I thought a little bit about privilege as well. Obviously I benefit from institutional security and the personal security that comes with it, as well as a relatively light teaching load compared to most professors. At the same time, I would wager that my body is less cooperative than that of many academic writers at this particular moment. And while I have the benefit of research assistants and the like, RAs don’t have a lot to do with it once I am at the point of actually solo writing (they certainly transform the research process, and increasingly, also come on as coauthors).

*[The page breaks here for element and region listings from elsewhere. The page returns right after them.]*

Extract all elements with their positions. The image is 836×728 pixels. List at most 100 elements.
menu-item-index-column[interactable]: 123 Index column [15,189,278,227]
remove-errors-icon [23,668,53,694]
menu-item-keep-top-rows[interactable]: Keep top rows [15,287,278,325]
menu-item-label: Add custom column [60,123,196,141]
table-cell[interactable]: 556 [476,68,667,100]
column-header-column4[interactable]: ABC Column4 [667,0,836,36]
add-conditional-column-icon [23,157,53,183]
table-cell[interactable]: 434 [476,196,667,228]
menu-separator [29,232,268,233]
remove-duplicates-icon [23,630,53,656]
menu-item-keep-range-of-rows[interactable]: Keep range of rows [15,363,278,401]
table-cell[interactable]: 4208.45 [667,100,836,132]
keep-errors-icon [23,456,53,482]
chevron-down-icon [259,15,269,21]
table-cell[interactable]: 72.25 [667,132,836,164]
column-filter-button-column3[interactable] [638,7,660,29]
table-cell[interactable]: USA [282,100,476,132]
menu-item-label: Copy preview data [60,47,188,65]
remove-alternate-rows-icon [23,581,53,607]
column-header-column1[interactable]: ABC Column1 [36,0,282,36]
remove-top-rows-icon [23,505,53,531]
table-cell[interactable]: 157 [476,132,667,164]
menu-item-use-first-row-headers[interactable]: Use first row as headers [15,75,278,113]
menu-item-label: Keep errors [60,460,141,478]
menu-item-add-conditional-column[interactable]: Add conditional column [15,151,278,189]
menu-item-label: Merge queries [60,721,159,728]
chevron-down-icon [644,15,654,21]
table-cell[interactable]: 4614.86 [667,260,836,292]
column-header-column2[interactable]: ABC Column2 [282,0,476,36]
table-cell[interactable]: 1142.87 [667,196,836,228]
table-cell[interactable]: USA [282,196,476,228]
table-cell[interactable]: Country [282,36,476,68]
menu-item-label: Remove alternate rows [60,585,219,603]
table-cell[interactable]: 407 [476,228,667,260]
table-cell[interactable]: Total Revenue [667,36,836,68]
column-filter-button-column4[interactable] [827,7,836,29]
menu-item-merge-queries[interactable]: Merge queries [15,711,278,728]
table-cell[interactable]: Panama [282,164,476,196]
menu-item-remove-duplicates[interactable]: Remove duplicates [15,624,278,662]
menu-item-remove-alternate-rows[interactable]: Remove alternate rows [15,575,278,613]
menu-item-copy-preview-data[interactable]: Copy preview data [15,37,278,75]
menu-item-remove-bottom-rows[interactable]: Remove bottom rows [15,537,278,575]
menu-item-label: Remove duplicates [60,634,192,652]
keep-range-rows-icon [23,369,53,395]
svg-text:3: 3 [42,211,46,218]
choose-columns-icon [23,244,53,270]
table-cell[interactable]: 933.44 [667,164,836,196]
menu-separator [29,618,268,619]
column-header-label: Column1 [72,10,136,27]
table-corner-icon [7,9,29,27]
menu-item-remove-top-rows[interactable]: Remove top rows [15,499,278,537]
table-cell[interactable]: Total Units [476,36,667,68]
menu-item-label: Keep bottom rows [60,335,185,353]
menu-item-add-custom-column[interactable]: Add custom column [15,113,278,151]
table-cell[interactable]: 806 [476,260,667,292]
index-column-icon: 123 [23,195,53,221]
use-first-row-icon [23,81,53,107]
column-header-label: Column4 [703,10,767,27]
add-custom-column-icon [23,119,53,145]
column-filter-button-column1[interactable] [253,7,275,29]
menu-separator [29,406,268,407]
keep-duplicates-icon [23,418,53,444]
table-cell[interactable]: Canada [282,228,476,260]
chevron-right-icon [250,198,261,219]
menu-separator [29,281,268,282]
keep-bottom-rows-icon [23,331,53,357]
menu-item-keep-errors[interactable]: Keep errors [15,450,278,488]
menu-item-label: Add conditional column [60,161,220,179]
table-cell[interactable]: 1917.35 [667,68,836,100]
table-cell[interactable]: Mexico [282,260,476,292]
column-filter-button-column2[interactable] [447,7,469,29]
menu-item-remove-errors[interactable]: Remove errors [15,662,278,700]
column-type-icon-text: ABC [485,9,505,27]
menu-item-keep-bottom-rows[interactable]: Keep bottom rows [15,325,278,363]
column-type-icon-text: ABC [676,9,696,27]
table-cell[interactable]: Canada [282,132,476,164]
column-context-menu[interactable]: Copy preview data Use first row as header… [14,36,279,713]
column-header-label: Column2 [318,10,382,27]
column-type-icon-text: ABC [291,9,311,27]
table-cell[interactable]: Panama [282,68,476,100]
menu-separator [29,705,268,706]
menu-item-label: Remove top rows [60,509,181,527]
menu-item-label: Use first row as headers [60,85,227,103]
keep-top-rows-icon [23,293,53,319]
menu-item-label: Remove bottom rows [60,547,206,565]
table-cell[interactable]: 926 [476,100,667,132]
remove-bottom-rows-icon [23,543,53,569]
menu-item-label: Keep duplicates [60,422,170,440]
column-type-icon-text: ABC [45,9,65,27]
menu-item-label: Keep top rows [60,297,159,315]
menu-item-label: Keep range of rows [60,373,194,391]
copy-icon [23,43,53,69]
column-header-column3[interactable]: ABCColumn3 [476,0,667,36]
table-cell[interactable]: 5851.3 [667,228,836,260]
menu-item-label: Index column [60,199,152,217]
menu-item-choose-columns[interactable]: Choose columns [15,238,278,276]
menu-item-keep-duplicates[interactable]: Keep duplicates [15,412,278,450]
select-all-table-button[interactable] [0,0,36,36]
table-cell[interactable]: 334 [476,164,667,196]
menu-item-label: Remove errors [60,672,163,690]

I am coming around to the idea that the writing thing is really about time and mindset more than everything else. I don’t mean that in the neoliberal way: those aren’t necessarily things a person controls; mindset comes as much from the support you get from others as what you feel in yourself. But if we are talking about sitting at a computer for hours issuing forth mountains of wordage for a month, I think most academics, regardless of career stage or institutional setting, can do it IF they are able to carve out the hours and pick the right month. Four large courses, or two small children, or lots of travel or service or conflict, or lack of a support network will obviously get in the way. But all of those things are temporary conditions (even someone with a heavy course load has times of the year they are not teaching). There are real obstacles to writing and thinking in modern academe. But there is no point in waiting for ideal circumstances to write. Some conditions are necessary and sufficient, but many of the “it would be nice” things we elevate to necessities in order to write are, well, not necessary. This term I taught and wrote while feeling like shit. I wouldn’t have felt any better had I not taught or wrote.

*

I said that once I finished, I wanted to play with my synthesizer. I had one letter to send on Saturday, but Thursday I went to the doctor and celebrated thanksgiving. Friday and Saturday I mostly did play with a synthesizer (confession: I own more than one synthesizer). Now I’m blogging and watching football and will soon make chili for the week (we are mostly through our leftovers).

Tomorrow it’s back to work but I will be ready.